Por Maite Pil
Hoy estuve hablando con una de mis hermanas sobre la vida y
el amor, hablamos sobre todos esos rollos coincidentes, los que tenemos en
común, esos que nos hermanan más, y esos otros que no tanto.
Y en esa charla —que solo podría haberse dado con ella, así
como otras charlas solo podrán darse con otras personas— llegué a la conclusión
de que una de las cosas que a mí me permitieron poder pararme de otro modo en la
vida fue descubrir que, a fin de cuentas, ser amada por un hombre no es tan
especial. Ni es tan especial —como lo imaginaba a mis 20 años, que se me iba la
vida en buscarlo—, ni es tan meritorio.
El amor —erótico, digamos, cosa a la que le he dedicado, y le dedico, millones de horas de práctica y de teoría— es algo bastante más ordinario y accidental de lo que uno tiende a suponer. Sin embargo, las personas —no todas, las que podemos, al menos, porque no se tiene esta patología solo por desearla— insistimos en esta idea de que el amor es el sentimiento más elevado que podemos experimentar. Y como si esa ficción no fuese suficiente, nos creemos que el amor que recibimos, o el que potencialmente podríamos recibir, tiene una relación directa con nuestro ser —o en su otra vertiente, creer que el amor que recibimos debe ser proporcional al que damos—.
Si se ponen a pensar, todos hemos buscado amor por
diferentes vías y en distintas personas. Y hasta hemos sido capaces de que nos
gusten cosas muy disímiles. No obstante, la escena que nos armamos de nuestro
rasgo amable, en tanto digno de amor, es constante. Pueden variar dos o tres
cuestiones satelitales, pero, en general, insistimos en ser amados por algo, pongámosle
X.
Entonces vamos con nuestro X a cuestas, mostrándolo,
ofreciéndolo, o escatimándolo; y a veces nos va un poquito mejor y a veces nos
va un poquito peor. Y llega un punto en que hasta podemos empezar o retomar un análisis, y nos preguntamos por qué, por qué no se nos da en el amor si tenemos
X. Capaz que nos vayamos de ese análisis mejores, capaz que nos sintamos
estafados, o capaz que nunca nos vayamos. Y eso también será accidental, porque
en el análisis también se juegan las cosas del querer.

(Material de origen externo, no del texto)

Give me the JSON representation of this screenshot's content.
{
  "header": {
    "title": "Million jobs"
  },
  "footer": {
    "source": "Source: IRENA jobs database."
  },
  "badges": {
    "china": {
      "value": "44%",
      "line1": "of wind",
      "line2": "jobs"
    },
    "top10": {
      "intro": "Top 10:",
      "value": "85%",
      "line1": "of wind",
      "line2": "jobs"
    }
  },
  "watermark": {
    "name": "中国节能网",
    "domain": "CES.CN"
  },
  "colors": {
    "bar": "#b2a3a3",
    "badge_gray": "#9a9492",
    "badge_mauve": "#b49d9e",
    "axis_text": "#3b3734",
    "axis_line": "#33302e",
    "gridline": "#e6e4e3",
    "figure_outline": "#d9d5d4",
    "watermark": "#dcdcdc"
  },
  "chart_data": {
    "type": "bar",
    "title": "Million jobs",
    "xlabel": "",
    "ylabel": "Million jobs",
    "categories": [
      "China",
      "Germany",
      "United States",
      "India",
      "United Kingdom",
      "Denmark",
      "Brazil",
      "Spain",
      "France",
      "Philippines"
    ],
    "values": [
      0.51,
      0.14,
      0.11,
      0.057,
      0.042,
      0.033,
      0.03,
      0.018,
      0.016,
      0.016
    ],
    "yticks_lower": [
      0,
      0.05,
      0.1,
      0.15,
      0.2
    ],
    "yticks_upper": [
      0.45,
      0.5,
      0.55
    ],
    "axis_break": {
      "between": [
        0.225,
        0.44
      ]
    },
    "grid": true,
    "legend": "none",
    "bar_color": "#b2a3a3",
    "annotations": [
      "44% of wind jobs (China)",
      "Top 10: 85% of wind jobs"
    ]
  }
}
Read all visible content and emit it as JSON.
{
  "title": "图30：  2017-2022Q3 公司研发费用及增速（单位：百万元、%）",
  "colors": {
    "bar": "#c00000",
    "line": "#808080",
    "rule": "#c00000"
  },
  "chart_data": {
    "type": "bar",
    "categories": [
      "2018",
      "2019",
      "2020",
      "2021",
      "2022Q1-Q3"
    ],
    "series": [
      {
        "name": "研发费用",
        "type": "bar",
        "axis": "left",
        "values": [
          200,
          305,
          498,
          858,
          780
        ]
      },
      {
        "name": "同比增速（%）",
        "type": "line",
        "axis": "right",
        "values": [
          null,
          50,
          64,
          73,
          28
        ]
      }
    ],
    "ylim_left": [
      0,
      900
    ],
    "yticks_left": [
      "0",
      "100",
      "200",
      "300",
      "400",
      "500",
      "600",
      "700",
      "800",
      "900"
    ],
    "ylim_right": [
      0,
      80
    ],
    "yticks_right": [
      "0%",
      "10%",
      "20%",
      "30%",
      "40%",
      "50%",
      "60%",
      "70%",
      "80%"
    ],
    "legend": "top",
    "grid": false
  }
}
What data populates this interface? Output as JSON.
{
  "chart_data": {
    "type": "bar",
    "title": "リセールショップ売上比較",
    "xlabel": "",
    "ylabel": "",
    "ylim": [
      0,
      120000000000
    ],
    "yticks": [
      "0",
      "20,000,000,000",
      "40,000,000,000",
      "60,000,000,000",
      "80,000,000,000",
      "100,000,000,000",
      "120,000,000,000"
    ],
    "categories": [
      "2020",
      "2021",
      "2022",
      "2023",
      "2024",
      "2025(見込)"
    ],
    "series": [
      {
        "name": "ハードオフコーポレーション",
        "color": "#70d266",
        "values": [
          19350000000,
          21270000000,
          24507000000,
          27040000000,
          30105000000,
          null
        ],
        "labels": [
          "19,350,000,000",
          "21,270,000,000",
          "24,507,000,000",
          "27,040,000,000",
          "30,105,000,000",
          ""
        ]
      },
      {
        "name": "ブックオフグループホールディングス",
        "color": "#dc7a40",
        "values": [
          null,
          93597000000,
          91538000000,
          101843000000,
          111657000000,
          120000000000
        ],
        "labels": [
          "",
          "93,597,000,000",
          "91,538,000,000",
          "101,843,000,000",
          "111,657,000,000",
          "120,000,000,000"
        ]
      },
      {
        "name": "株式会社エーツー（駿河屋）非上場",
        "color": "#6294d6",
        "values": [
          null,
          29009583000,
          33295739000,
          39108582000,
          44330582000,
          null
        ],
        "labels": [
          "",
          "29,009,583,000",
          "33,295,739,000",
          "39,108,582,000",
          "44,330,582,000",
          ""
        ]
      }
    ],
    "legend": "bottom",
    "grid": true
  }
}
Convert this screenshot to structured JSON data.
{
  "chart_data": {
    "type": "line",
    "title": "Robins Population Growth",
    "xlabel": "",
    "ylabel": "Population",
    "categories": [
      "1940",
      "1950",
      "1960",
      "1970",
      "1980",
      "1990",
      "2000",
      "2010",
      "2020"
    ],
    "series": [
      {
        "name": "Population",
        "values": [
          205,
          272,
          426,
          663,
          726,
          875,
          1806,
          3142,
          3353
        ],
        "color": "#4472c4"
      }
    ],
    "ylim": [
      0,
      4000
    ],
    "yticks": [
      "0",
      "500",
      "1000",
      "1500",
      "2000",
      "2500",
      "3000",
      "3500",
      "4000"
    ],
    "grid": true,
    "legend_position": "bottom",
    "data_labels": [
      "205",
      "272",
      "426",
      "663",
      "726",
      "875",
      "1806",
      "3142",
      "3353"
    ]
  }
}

Me gusta la palabra accidente y la traigo, un poco a
repetición, porque habla de ciertos hechos azarosos que pueden tener un tinte
trágico como un tinte dichoso. Como le decía hoy mi hermana, tus accidentes devienen
siempre en regalos, otra gente tiene un accidente y se quiebra una pierna.
En fin, el punto es que el amor es accidental, por lo tanto,
no hay mérito ni mística. No hay orden divino, tampoco nos aman por X, si nos
aman, lo hacen por cualquier otra letra. Hacer carne esto es un alivio —no uno
intelectual, claro, menos que menos si se es un obsesivo—. Pero para que el
alivio sea genuino, primero debe ser carne y luego idea. No funciona al revés.